Ten survival tips if the Tory victory and their imminent onslaught on society has left you feeling blue – Mirror Online

A raft of spectacularly rabid policies are being unveiled by a Government that can suddenly do what the hell it likes without the pesky Lib Dem handbrake.

Here are 10 ways to fight back – and make sure this isn’t just the first Tory majority Government in 19 years, it’s also the last.

This blog particularly likes:

5 Look out for people. There are going to be children in your kids’ class at school who are hungry.

Families are going to struggle. You are going to see more homeless people on the street. Think of ways to quietly help them.

Magic Breakfast is a charity you could support locally that feeds kids a free breakfast to help them be in a proper state to learn at school.

6 Get help. If you are struggling with benefit cuts or sanctions, there are many peer support websites that can definitely help you.

ATOS Miracles is an online community that helps people struggling with DWP decisions from unfair Work Capability Assessment decisions to Kafkaesque sanctions, to Bedroom Tax.

Disabled People Against Cuts is full of members who know the benefit system inside out from their own battles and can always help.

(This blog would add Fightback to that list).

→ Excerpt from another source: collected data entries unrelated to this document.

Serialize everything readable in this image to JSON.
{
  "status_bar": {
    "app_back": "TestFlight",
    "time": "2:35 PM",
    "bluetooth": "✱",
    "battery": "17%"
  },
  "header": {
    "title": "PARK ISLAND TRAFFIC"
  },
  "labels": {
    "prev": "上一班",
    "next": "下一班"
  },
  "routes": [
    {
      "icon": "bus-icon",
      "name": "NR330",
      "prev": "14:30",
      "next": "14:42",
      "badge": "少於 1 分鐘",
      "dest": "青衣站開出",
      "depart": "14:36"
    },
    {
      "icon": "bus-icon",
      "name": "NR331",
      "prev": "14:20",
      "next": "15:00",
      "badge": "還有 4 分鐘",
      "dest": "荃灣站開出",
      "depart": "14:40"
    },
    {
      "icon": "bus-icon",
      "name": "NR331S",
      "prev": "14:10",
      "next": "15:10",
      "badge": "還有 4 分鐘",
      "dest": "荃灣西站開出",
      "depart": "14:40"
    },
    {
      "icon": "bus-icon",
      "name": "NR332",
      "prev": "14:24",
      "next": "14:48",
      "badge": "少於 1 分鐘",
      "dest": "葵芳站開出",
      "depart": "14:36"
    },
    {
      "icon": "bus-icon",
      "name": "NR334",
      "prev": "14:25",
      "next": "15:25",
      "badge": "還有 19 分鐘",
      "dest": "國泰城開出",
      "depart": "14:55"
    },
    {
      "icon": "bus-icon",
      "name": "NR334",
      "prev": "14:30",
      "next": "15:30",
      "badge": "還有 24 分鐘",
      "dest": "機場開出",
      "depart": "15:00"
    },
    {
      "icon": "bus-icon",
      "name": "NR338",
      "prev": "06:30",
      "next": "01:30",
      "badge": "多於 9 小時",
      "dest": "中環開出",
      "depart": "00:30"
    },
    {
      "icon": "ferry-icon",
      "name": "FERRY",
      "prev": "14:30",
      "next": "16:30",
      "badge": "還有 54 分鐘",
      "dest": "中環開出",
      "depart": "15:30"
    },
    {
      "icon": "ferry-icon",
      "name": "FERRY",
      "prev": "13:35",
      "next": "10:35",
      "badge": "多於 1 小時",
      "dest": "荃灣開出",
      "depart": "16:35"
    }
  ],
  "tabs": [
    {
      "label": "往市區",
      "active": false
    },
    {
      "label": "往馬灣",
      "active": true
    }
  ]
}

Source: Ten survival tips if the Tory victory and their imminent onslaught on society has left you feeling blue – Mirror Online

7 thoughts on “Ten survival tips if the Tory victory and their imminent onslaught on society has left you feeling blue – Mirror Online

  1. wayne

    how many more suicides before the public wake up to the full horror this gov is inflicting on our country

  2. Jim Round

    I very much doubt that we can rely on others to look out for the vulnerable, society has gone too far in the wrong direction.
    Even if the figures that you are waiting for from the DWP were published before the election, I don’t think it would have mande much difference.
    You only have to look at comments elsewhere on foodbanks, benefit deaths etc…to realise that a losing battle is being fought.
    I commented on the poor side of life blog that while the good lady’s protests were commendable, the numbers joining would struggle to fill a minibus.
    Add this to the comments by a relative of Stephanie Bottrill about her death and you can see why it’s an uphill battle.

    1. Michele Witchy Eve

      Jim, take some heart. Here on the front-line there is evidence that people, just ordinary everyday people from many walks, are quietly helping. From the local charity ladies who put their hands in their own purses to feed whoever they can, to friends, neighbours and even strangers committing acts of genuine kindness; from meals to clothes, sofa-surfing to small loans and gifts. It spreads. Slowly perhaps, but it spreads.

  3. Florence

    How many children will end up in care as their parents fail under the weight of poverty and benefit caps? Poverty affect all children psychologically, whatever age. I went hungry as a child, and it’s never forgotten, and now I see the same look on women’s faces I saw on my mother all those years ago. Children will end up fatherless because of higher suicide rates, strokes & other stress illnesses, and simply because some will be overwhelmed by their own powerlessness, and will leave. The number of adults is the only variable some families can control, but the benefit cap will make it impossible for families to stay together. This will be a harsh few years until the govt is changed, but it will leave a lifetime of legacy for the “cannon fodder” of ideological austerity.

  4. wildswimmerpete

    I hold out the hope that a few by-elections could wreck the Nasty Party’s razor-thin majority. I suspect Wee Nicola will use her 50-odd colleagues to relentlessly pressure Cameron and his smack-head Chancellor, together with a strong Labour leader.

  5. amnesiaclinic

    A lot can happen as they are so arrogant. It is good advice to help and share as much as possible. I think Max Igan’s advice to create circles of 5 people who you really trust and meet weekly so that you are not too isolated and alone.

    Creating strong and resilient local communities is key – there are amazing things happening and they will not get it all their way.